In its Article IV consultation report in June 2023, the International Monetary Fund (IMF) rated South Africa’s risk of sovereign debt stress as overall moderate but high in the medium and long terms. The IMF’s debt sustainability analysis concluded that the authorities still have time to address risks in the form of persistent weak growth, elevated fiscal deficits and contingent liabilities from state-owned enterprises.
Markets and international financial institutions have historically seen mitigation for poor fiscal performance in the depth of the domestic investor pool, relatively small foreign debt exposure, preponderance of long-term debt, strength of the South African Reserve Bank (SARB) and National Treasury, and long-term political stability bestowed by African National Congress (ANC) electoral dominance.

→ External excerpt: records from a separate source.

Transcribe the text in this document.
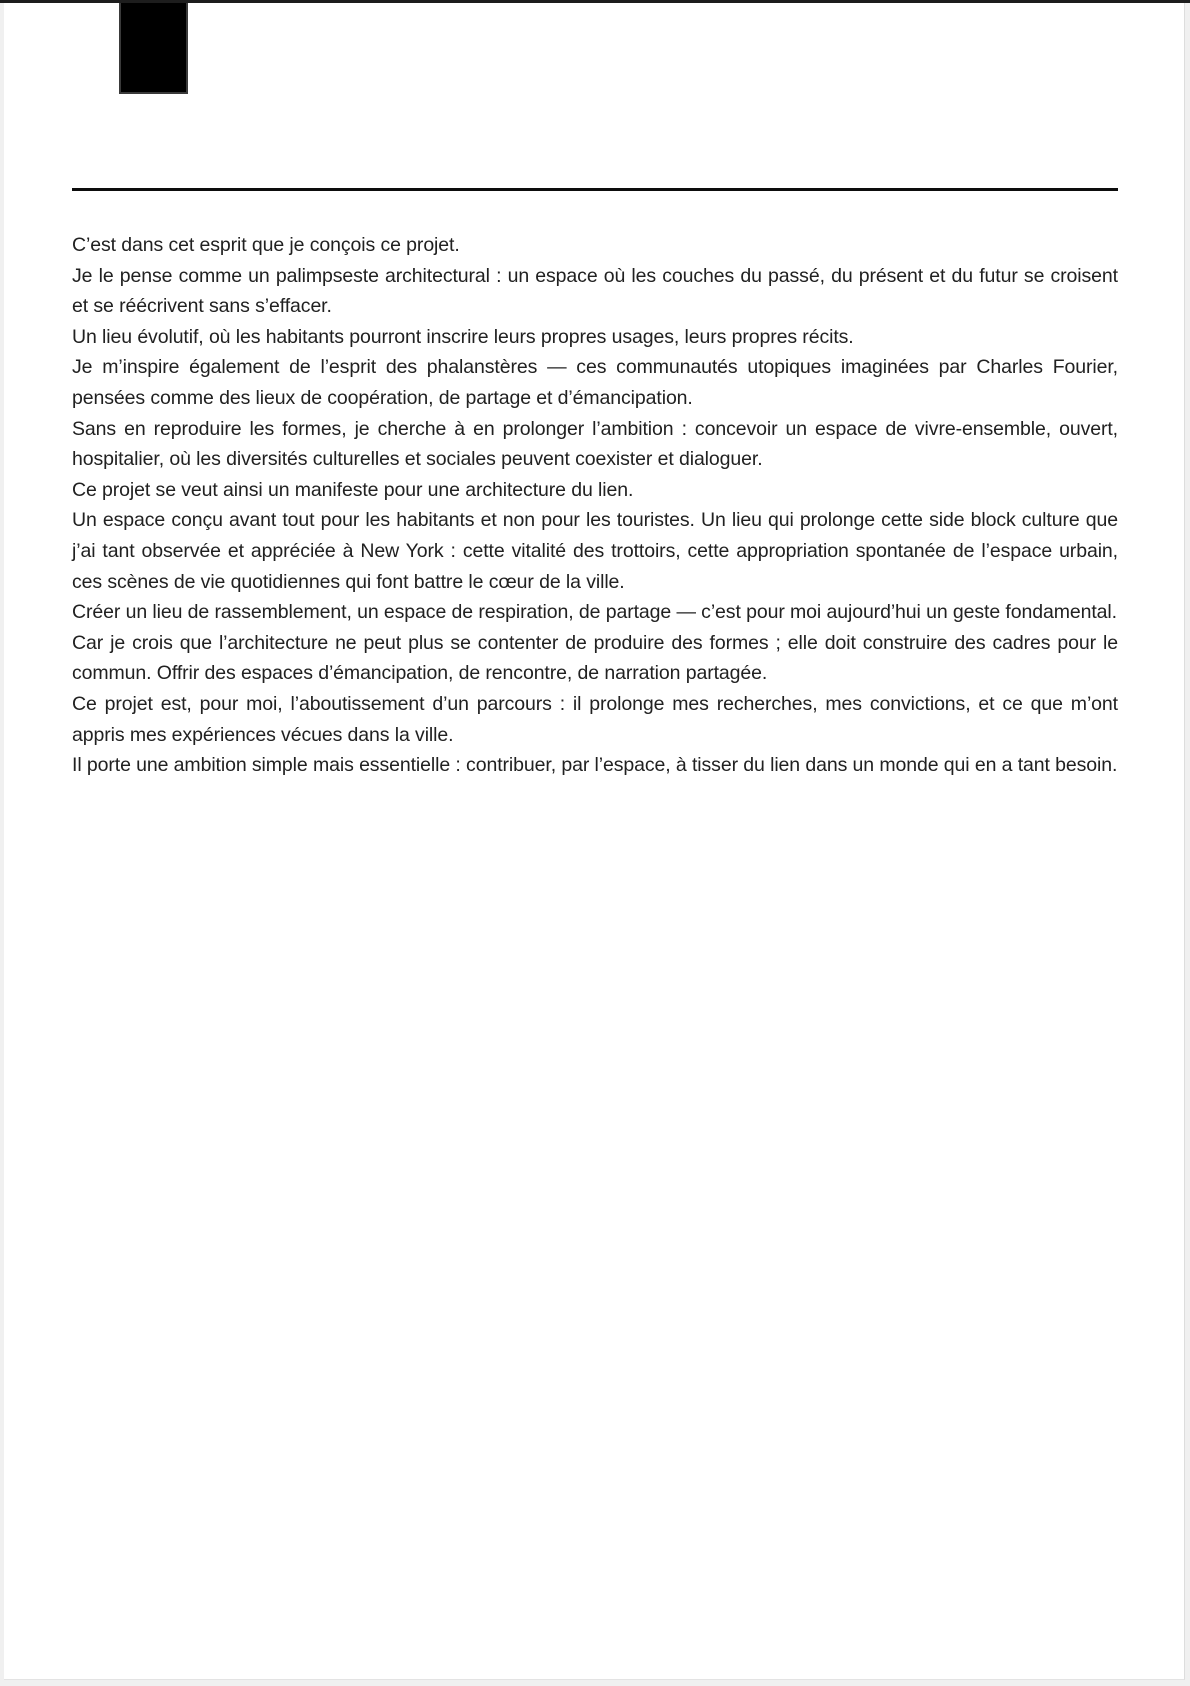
C’est dans cet esprit que je conçois ce projet.

Je le pense comme un palimpseste architectural : un espace où les couches du passé, du présent et du futur se croisent et se réécrivent sans s’effacer.

Un lieu évolutif, où les habitants pourront inscrire leurs propres usages, leurs propres récits.

Je m’inspire également de l’esprit des phalanstères — ces communautés utopiques imaginées par Charles Fourier, pensées comme des lieux de coopération, de partage et d’émancipation.

Sans en reproduire les formes, je cherche à en prolonger l’ambition : concevoir un espace de vivre-ensemble, ouvert, hospitalier, où les diversités culturelles et sociales peuvent coexister et dialoguer.

Ce projet se veut ainsi un manifeste pour une architecture du lien.

Un espace conçu avant tout pour les habitants et non pour les touristes. Un lieu qui prolonge cette side block culture que j’ai tant observée et appréciée à New York : cette vitalité des trottoirs, cette appropriation spontanée de l’espace urbain, ces scènes de vie quotidiennes qui font battre le cœur de la ville.

Créer un lieu de rassemblement, un espace de respiration, de partage — c’est pour moi aujourd’hui un geste fondamental.

Car je crois que l’architecture ne peut plus se contenter de produire des formes ; elle doit construire des cadres pour le commun. Offrir des espaces d’émancipation, de rencontre, de narration partagée.

Ce projet est, pour moi, l’aboutissement d’un parcours : il prolonge mes recherches, mes convictions, et ce que m’ont appris mes expériences vécues dans la ville.

Il porte une ambition simple mais essentielle : contribuer, par l’espace, à tisser du lien dans un monde qui en a tant besoin.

Some of these buffers are less secure than they were. The quality of the Treasury and SARB remains unimpaired; however, the political context is less favorable. Weak leadership and fragmentation of the ANC mean that a wide split has emerged between the official government commitment to fiscal consolidation and reckless expenditure in the present (an unbudgeted public service pay deal) or future (a planned national health insurance scheme and a possible basic income grant). Such future commitments may or may not be delivered, but at the least they are the cause of substantial fiscal uncertainty.
The possibility of the ANC failing to gain an overall majority in the April 2024 general election also heralds unprecedented political uncertainty, especially if a repeat occurs of the coalition chaos that has marked metropolitan municipal government since the past two municipal elections.
While a high proportion of domestic ownership of debt has previously been looked on as a strength, in its Financial Stability Review (May 2023) the SARB flagged the high and increasing exposure of the domestic financial sector to government debt as a new vulnerability. Demand for new issuances of South African government bonds from non-resident investors has weakened, and the proportion of these held by local investors increased to 75% in February 2023 from 58% in April 2018.
Awareness of developing fiscal crisis escalated sharply in mid-September when it became clear that government revenue for 2023 would significantly undershoot projections in the February budget — increasing the likely deficit. The Treasury submitted sweeping policy proposals to contain expenditure, including radical restructuring of government departments and agencies. This led to a crisis meeting with the cabinet called by President Cyril Ramaphosa and to demands by the trade union federation, COSATU (the Congress of South African Trade Unions), that the unbudgeted public service pay rise should not be frozen and that increased private sector involvement in state-owned enterprises should not involve job losses.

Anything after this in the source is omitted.